Durch die Aktionärsrechterichtlinie sollen Aktionäre in börsennotierten Gesellschaften ihre Rechte leichter ausüben können. Für eine erfolgreiche Unternehmensführung ist die wirksame Kontrolle der Verwaltungsorgane durch die Aktionäre dringend notwendig. Hindernisse, die den Aktionären die Wahrnehmung ihrer Mitverwaltungsrechte erschweren, sollen mithilfe der Richtlinie beseitigt werden. Im Fokus der Umsetzung liegt vor allem die Verbesserung der grenzüberschreitenden Ausübung von Aktionärsrechten innerhalb der EU. Der folgende Blogbeitrag befasst sich ausschließlich mit der Umsetzung der Aktionärsrechterichtlinie in das nationale Aktiengesetz. Ein besonderes Augenmerk liegt bei der Ausgestaltung des Fragerechts, da dieses Aufmerksamkeit beim Bundesgerichtshof erregt hatte.

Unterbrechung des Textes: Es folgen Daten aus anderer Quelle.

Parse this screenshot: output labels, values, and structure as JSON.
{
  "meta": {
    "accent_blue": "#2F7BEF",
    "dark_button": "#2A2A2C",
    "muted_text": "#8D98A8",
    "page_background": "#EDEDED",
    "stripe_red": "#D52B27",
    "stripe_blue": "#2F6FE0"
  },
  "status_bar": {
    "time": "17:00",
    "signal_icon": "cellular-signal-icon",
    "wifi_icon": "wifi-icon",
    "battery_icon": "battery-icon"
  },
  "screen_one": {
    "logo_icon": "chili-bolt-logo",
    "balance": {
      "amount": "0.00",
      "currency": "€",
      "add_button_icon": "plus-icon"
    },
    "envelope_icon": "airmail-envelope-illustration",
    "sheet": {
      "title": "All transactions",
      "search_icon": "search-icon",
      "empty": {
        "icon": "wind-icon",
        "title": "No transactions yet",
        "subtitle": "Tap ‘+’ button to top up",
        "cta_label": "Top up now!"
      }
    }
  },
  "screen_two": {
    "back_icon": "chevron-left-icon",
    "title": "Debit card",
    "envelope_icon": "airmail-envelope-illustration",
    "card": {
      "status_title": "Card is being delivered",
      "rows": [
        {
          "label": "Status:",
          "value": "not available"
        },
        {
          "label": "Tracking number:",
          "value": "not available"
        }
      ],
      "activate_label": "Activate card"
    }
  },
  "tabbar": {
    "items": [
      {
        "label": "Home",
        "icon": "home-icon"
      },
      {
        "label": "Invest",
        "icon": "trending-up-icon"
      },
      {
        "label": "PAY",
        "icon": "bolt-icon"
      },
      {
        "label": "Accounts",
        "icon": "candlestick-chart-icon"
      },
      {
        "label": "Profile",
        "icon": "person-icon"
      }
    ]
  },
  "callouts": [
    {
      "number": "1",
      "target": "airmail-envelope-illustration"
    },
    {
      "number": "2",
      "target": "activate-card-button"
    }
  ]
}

Vorstellung der Aktionärsrechterichtlinie

Die Richtlinie 2007/36/EG des Europäischen Parlaments und des Rates über die Ausübung bestimmter Rechte von Aktionären in börsennotierten Gesellschaften, kurz die Aktionärsrechterichtlinie, wurde am 11. Juli 2007 erlassen. Das Hauptproblem, mit dem sich die Richtlinie beschäftigt, ist die geringe Hauptversammlungspräsenz. Verwaltungsrechte wie Stimm-, Teilnahme- und Auskunftsrecht werden oft nicht ausgeübt, wenn sie an die persönliche Teilnahme knüpfen, weil sie einerseits mit zusätzlichen Kosten, z.B. Anreisekosten verbunden sind, aber andererseits keinerlei Vermögensvorteile mit sich bringen. Je niedriger die Hauptversammlungspräsenz ist, desto größer ist die Gefahr, dass während der Abstimmungen Zufallsmehrheiten zustande kommen. Die Präsenz kann aber wiederum durch eine Förderung der effektiven Ausübung der Aktionärsrechte erhöht werden. Zudem ist notwendig, dass die grenzüberschreitenden Hindernisse für die Ausübung der Stimmrechte beseitigt werden. Genau das macht sich die Aktionärsrechterichtlinie zum Ziel. Die Regelungen der Richtlinie sollten durch ihre verbindliche Rechtswirkung einen in Europa einheitlichen Mindeststandard für die Stimmrechtsausübung bei den Hauptversammlungen schaffen.  Vom Wirkungsbereich der Aktionärsrechterichtlinie erfasst werden ausschließlich die individuellen Aktionärsrechte in Zusammenhang mit der Hauptversammlung börsennotierter Gesellschaften mit Sitz in einem EU-Staat, deren Aktien zum Handel an einem EU-geregelten Markt zugelassen sind.

Umsetzungsgesetz (ARUG)

Aus Art. 288 Abs. 3 AEUV ergibt sich für jeden Mitgliedstaat eine Umsetzungspflicht. Die Umsetzung der Aktionärsrechterichtlinie erfolgte im deutschen Recht durch das ARUG v. 30.7.2009. Dabei handelte es sich um ein Änderungsgesetz, das gleichzeitig eine weitere Richtlinie umsetzte und mit seinen 16 Artikeln eine Vielzahl von Gesetzen und Verordnungen änderte. Gravierende Änderungen trafen vor allem das Aktiengesetz.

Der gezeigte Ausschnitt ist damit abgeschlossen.